Deux politiques s’affrontent, deux hommes les incarnent : l’ancien président du conseil, Jean Gabin et Chalamont, Bernard Blier, politicien, directeur de cabinet, qui monte, qui monte… Chalamont est le rusé, l’intelligent, le diplômé, celui qui fait marcher ses relations, qui a fait un beau mariage avec l’une des plus grosses fortunes, qui a « épousé une banque ». Jean Gabin, c’est l’honnête, le terrien, celui qui a su garder ses racines, être proche de son village, de ses anciens amis, celui qui a une vision.

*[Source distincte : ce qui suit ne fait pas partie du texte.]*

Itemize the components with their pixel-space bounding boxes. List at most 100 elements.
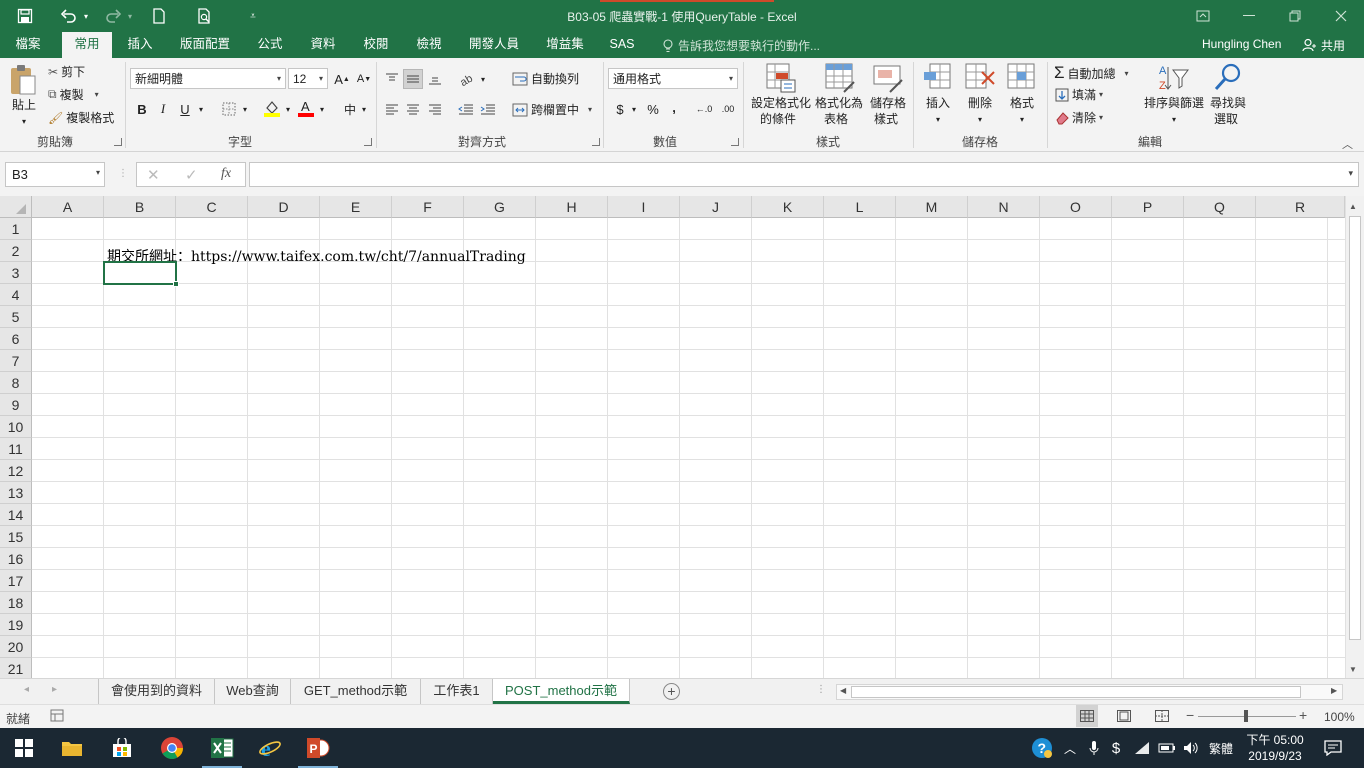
page-break-view-icon[interactable] bbox=[1155, 710, 1169, 722]
restore-icon[interactable] bbox=[1272, 0, 1318, 32]
column-header[interactable]: K bbox=[752, 196, 824, 218]
volume-icon[interactable] bbox=[1180, 728, 1202, 768]
column-header[interactable]: R bbox=[1256, 196, 1345, 218]
internet-explorer-icon[interactable]: e bbox=[246, 728, 294, 768]
row-header[interactable]: 9 bbox=[0, 394, 32, 416]
horizontal-scroll-thumb[interactable] bbox=[851, 686, 1301, 698]
name-box-dropdown-icon[interactable]: ▾ bbox=[96, 168, 100, 177]
collapse-ribbon-icon[interactable]: ︿ bbox=[1342, 136, 1353, 152]
ribbon-display-options-icon[interactable] bbox=[1180, 0, 1226, 32]
help-icon[interactable]: ? bbox=[1030, 728, 1054, 768]
tab-home[interactable]: 常用 bbox=[62, 32, 112, 58]
align-left-icon[interactable] bbox=[382, 99, 402, 119]
minimize-icon[interactable] bbox=[1226, 0, 1272, 32]
worksheet-grid[interactable]: ABCDEFGHIJKLMNOPQR 1 2 3 4 5 6 7 8 9 10 11 12 13 14 15… bbox=[0, 196, 1364, 680]
formula-input[interactable]: ▾ bbox=[249, 162, 1359, 187]
chrome-icon[interactable] bbox=[148, 728, 196, 768]
row-header[interactable]: 21 bbox=[0, 658, 32, 680]
sheet-tab-active[interactable]: POST_method示範 bbox=[493, 679, 630, 704]
sheet-scroll-right-icon[interactable]: ▸ bbox=[52, 684, 57, 695]
enter-icon[interactable]: ✓ bbox=[185, 166, 198, 184]
tab-split-grip-icon[interactable]: ⋮ bbox=[816, 684, 826, 695]
increase-decimal-icon[interactable]: ←.0 bbox=[694, 99, 714, 119]
column-header[interactable]: A bbox=[32, 196, 104, 218]
tell-me-box[interactable]: 告訴我您想要執行的動作... bbox=[662, 37, 820, 54]
clipboard-launcher-icon[interactable] bbox=[114, 138, 122, 146]
tab-insert[interactable]: 插入 bbox=[118, 32, 162, 58]
column-header[interactable]: G bbox=[464, 196, 536, 218]
currency-button[interactable]: $ bbox=[610, 99, 630, 119]
row-header[interactable]: 3 bbox=[0, 262, 32, 284]
percent-button[interactable]: % bbox=[643, 99, 663, 119]
file-explorer-icon[interactable] bbox=[48, 728, 96, 768]
row-header[interactable]: 19 bbox=[0, 614, 32, 636]
row-header[interactable]: 2 bbox=[0, 240, 32, 262]
orientation-dropdown-icon[interactable]: ▾ bbox=[477, 69, 489, 89]
fill-color-icon[interactable] bbox=[262, 98, 282, 118]
conditional-formatting-button[interactable]: 設定格式化 的條件 bbox=[748, 62, 814, 130]
row-header[interactable]: 1 bbox=[0, 218, 32, 240]
decrease-font-icon[interactable]: A ▼ bbox=[354, 69, 374, 89]
sheet-tab[interactable]: GET_method示範 bbox=[291, 679, 421, 704]
paste-button[interactable]: 貼上 ▾ bbox=[8, 64, 40, 128]
column-header[interactable]: D bbox=[248, 196, 320, 218]
select-all-corner[interactable] bbox=[0, 196, 32, 218]
phonetic-icon[interactable]: 中 bbox=[340, 99, 360, 119]
store-icon[interactable] bbox=[98, 728, 146, 768]
currency-dropdown-icon[interactable]: ▾ bbox=[628, 99, 640, 119]
cut-button[interactable]: ✂ 剪下 bbox=[48, 63, 85, 80]
vertical-scrollbar[interactable]: ▲ ▼ bbox=[1345, 196, 1364, 678]
tray-chevron-up-icon[interactable]: ︿ bbox=[1060, 728, 1080, 768]
scroll-up-icon[interactable]: ▲ bbox=[1349, 202, 1357, 211]
cancel-icon[interactable]: ✕ bbox=[147, 166, 160, 184]
windows-start-icon[interactable] bbox=[0, 728, 48, 768]
name-box[interactable]: B3 ▾ bbox=[5, 162, 105, 187]
action-center-icon[interactable] bbox=[1318, 728, 1348, 768]
horizontal-scrollbar[interactable]: ◀ ▶ bbox=[836, 684, 1343, 700]
zoom-level[interactable]: 100% bbox=[1324, 710, 1355, 724]
autosum-button[interactable]: Σ 自動加總 ▾ bbox=[1054, 63, 1129, 83]
clear-button[interactable]: 清除 ▾ bbox=[1055, 109, 1103, 126]
row-header[interactable]: 20 bbox=[0, 636, 32, 658]
scroll-right-icon[interactable]: ▶ bbox=[1331, 686, 1337, 695]
close-icon[interactable] bbox=[1318, 0, 1364, 32]
tab-review[interactable]: 校閱 bbox=[354, 32, 398, 58]
bold-button[interactable]: B bbox=[132, 99, 152, 119]
font-color-icon[interactable]: A bbox=[296, 98, 316, 118]
wrap-text-button[interactable]: 自動換列 bbox=[512, 70, 579, 87]
tab-view[interactable]: 檢視 bbox=[406, 32, 452, 58]
align-bottom-icon[interactable] bbox=[425, 69, 445, 89]
sheet-scroll-left-icon[interactable]: ◂ bbox=[24, 684, 29, 695]
increase-indent-icon[interactable] bbox=[478, 99, 498, 119]
italic-button[interactable]: I bbox=[153, 99, 173, 119]
row-header[interactable]: 7 bbox=[0, 350, 32, 372]
row-header[interactable]: 5 bbox=[0, 306, 32, 328]
increase-font-icon[interactable]: A ▲ bbox=[332, 69, 352, 89]
merge-center-button[interactable]: 跨欄置中 ▾ bbox=[512, 101, 592, 118]
zoom-out-icon[interactable]: − bbox=[1186, 707, 1194, 723]
fill-color-dropdown-icon[interactable]: ▾ bbox=[282, 99, 294, 119]
row-header[interactable]: 18 bbox=[0, 592, 32, 614]
input-method-indicator[interactable]: 繁體 bbox=[1206, 728, 1236, 768]
row-header[interactable]: 4 bbox=[0, 284, 32, 306]
add-sheet-icon[interactable]: + bbox=[663, 683, 680, 700]
selected-cell-b3[interactable] bbox=[103, 261, 177, 285]
copy-button[interactable]: ⧉ 複製 ▾ bbox=[48, 86, 99, 103]
wifi-icon[interactable] bbox=[1130, 728, 1154, 768]
column-header[interactable]: M bbox=[896, 196, 968, 218]
column-header[interactable]: N bbox=[968, 196, 1040, 218]
format-as-table-button[interactable]: 格式化為 表格 bbox=[814, 62, 864, 130]
fill-button[interactable]: 填滿 ▾ bbox=[1055, 86, 1103, 103]
borders-dropdown-icon[interactable]: ▾ bbox=[239, 99, 251, 119]
align-top-icon[interactable] bbox=[382, 69, 402, 89]
number-launcher-icon[interactable] bbox=[731, 138, 739, 146]
sheet-tab[interactable]: 工作表1 bbox=[421, 679, 493, 704]
column-header[interactable]: B bbox=[104, 196, 176, 218]
number-format-select[interactable]: 通用格式 ▾ bbox=[608, 68, 738, 89]
zoom-slider-thumb[interactable] bbox=[1244, 710, 1248, 722]
find-select-button[interactable]: 尋找與 選取 bbox=[1208, 62, 1248, 130]
tab-formulas[interactable]: 公式 bbox=[248, 32, 292, 58]
tab-sas[interactable]: SAS bbox=[602, 32, 642, 58]
column-header[interactable]: F bbox=[392, 196, 464, 218]
column-header[interactable]: O bbox=[1040, 196, 1112, 218]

A son vieil ami agriculteur, qu’il croise pendant les labours et qui lui dit que « les lascars, les voyous qui fixent le prix des betteraves ne savent même pas faire pousser des radis », il reconnaît, en souriant, qu’il «  aurait refusé le portefeuille de l’agriculture pour ne pas se brouiller avec lui ».

  • « L’EUPOPE DE LA FORTUNE CONTRE CELLE DU TRAVAIL

La politique que Verneuil dénonce déjà c’est celle de la financiarisation de notre politique. Il dénonce « l’Europe de la fortune contre celle du travail ». Et il passe alors en revue le pédigrée de chaque député, par ordre alphabétique, devant une assemblée hors d’elle. Passent les présidents, les directeurs de groupe financier, passent les administrateurs de société et les fondés de pouvoir. « Les  partis ne sont plus que des syndicats d’intérêt.» En fait, c’est déjà « une constitution de trusts horizontaux et verticaux et de groupes de pression qui maintiendront sous leur contrôle non seulement le produit du travail, mais les travailleurs eux-mêmes. On ne vous demandera plus de soutenir un ministère, mais d’appuyer un gigantesque conseil d’administration ».

  • « LA POLITIQUE, AMORTISSABLE EN QUATRE ANS »

Que devrait être la politique ? « Une vocation! Mais pour le plus grand nombre, elle est un métier, un métier qui ne rapporte pas aussi vite que beaucoup le souhaiteraient et qui nécessite de grosses mises de fonds. Une campagne électorale coûte cher, mais pour certaines grosses sociétés, c’est un placement amortissable en quatre ans ; et pour peu que le protégé se hisse à la présidence du conseil, alors là !, le placement devient inespéré… Il vaut mieux régner à Matignon que dans l’Ougandi et que de fabriquer un député coûtait moins cher que de dédommager un roi nègre ! » Il parle de l’intérêt financier des colonies. Nous sommes en 1961 !

La politique deviendra donc exclusivement le langage des chiffres « qui a ceci de commun avec le langage des fleurs qu’on lui fait dire ce qu’on veut ».

Vinrent les stock-options et les paradis fiscaux.